Aziraphale, Crowley ed El rimasero ad osservare quella deliziosa bambina in silenzio. Fu El ad un certo punto a interrompere il silenzio e chinarsi sulla bambina con fare affettuoso.
«Mayram, ma cosa ci fai a casa a quest’ora?»
«Oggi finivamo prima, lo zio Gabriel mi ha detto di salire su dritta dritta. Ma chi sono queste persone?»
Crowley si tolse gli occhiali. Non si sentiva molto bene. Per tutti i diavoli, El era madre. Lui e Aziraphale avevano una nipote. QUESTO sì che era fuori di testa.
«Sono, ecco…emh… amici, sono venuti e trovarmi» spiegò El.
Amici? Se li stava presentando come tali, questo voleva dire che Mayram non li aveva mai conosciuti, il che era assurdo. Perché non avrebbero dovuto conoscere la loro unica nipotina? Che la situazione fosse molto più seria del previsto?
Mayram si avvicinò al demone e all’angelo, sorridendo.
«Ciao! Io mi chiamo Mayram e ho cinque anni e mezzo. E voi come vi chiamate?»
Sì, era senza dubbio una bambina deliziosa. Ricordava molto El, anche se in lei c’erano anche tratti che non riconoscevano.
«Io… io mi chiamo Aziraphale e lui è Crowley. È un vero piacere conoscerti, Maryam» disse l’angelo, ancora un po’ stordito. Anche se non quanto Crowley, il quale si era seduto su una sedia, con una mano sulla testa.
«Oh! Il tuo amico sta male?»
«Sì, mi sto sentendo molto male, infatti» ammise il demone. El alzò gli occhi al cielo.
«Tesoro, perché non vai in camera tua? Ti porto la merenda tra poco.»
Mayram fece spallucce e salutando i due ospiti corse in camera sua.
El si ritrovò ben presto lo sguardo dei genitori su di lei. Aveva sperato di non dover dare spiegazioni circa quel piccolo dettaglio.
«Tu hai una figlia» iniziò Crowley. «Ma io non posso essere un nonno. I nonni sono anziani, con la dentiera e giocano il venerdì sera a Bingo. Io suono la chitarra, guido una Bentley e sono in forma.»
Aziraphale lo guardò come a volergli dire ma non è questo il punto!
Certo, era abbastanza strano, ma non era comunque la cosa più importante.
«El… tua figlia non ci conosce» disse l’angelo serio. El sembrò a disagio. Iniziò a sistemare le stoviglie in cucina, giusto per non doverli guardare negli occhi.
«Senti, i nostri rapporti si sono parecchio… ecco, sono cambiati! E per quanto riguarda Mayram, è meglio così. Vorrei non avesse niente a che fare con questo mondo.»
«È il nostro mondo, ed è anche il suo.

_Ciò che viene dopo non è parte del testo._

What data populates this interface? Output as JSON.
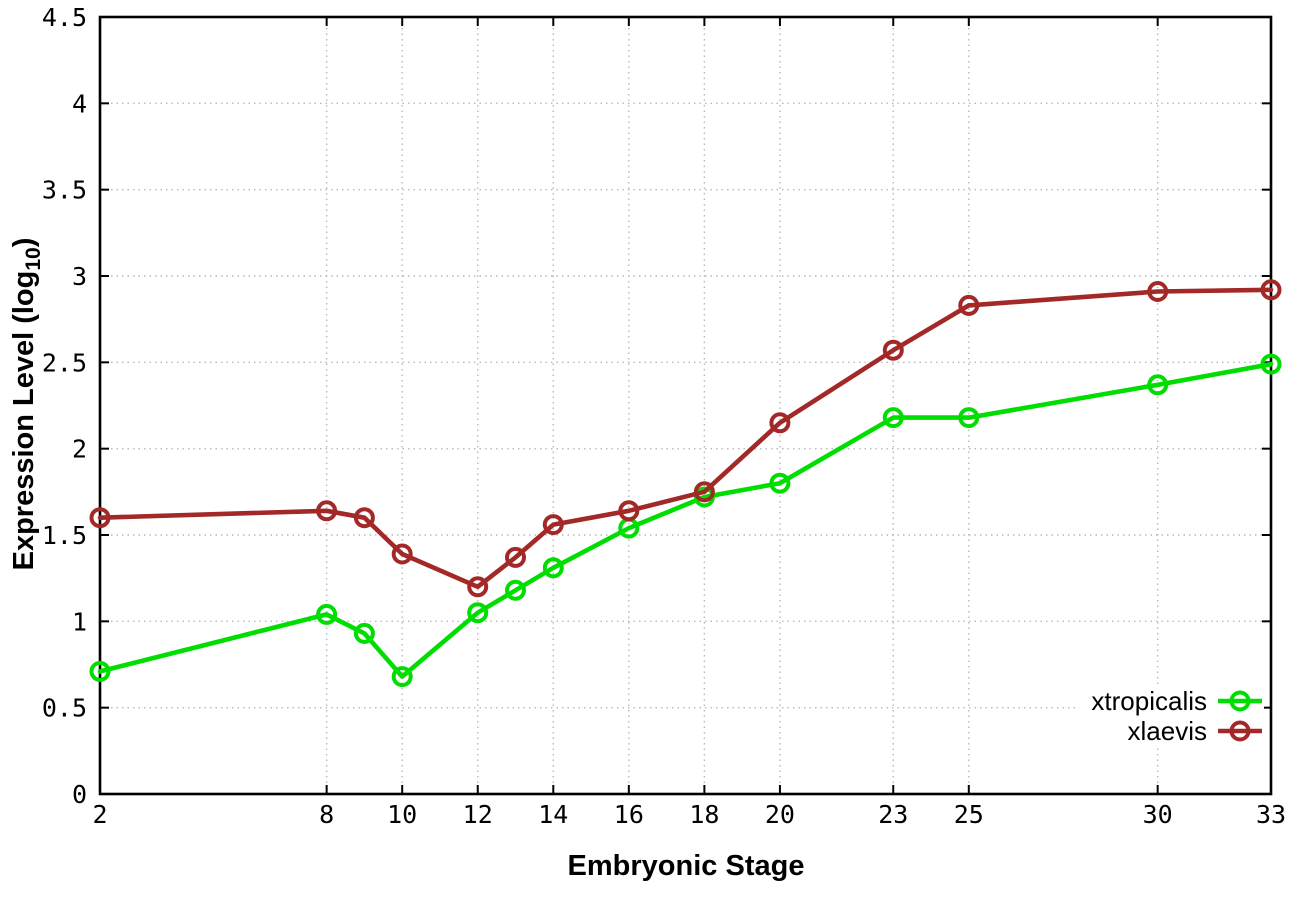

È in parte demone e angelo, come te. Questo non lo puoi cambiare» Aziraphale si avvicinò, sfiorandole un braccio. El si scostò.
«Lo so. I suoi poteri stanno iniziando a manifestarsi e glielo spiegherò al momento opportuno, ma non adesso. Voglio tenerla al sicuro, perché è questo che è un bravo genitore fa.»
Crowley colse la frecciatina e immediatamente lo shock di poco prima lasciò posto ad una rabbia furente.
«Che cosa vorresti dire? Mi pare che abbiamo sempre fatto il possibile per te. Non è colpa nostra se hai perso la tua capacità di saltare nel tempo. E non mi sembra un buon motivo per essere… beh, così!»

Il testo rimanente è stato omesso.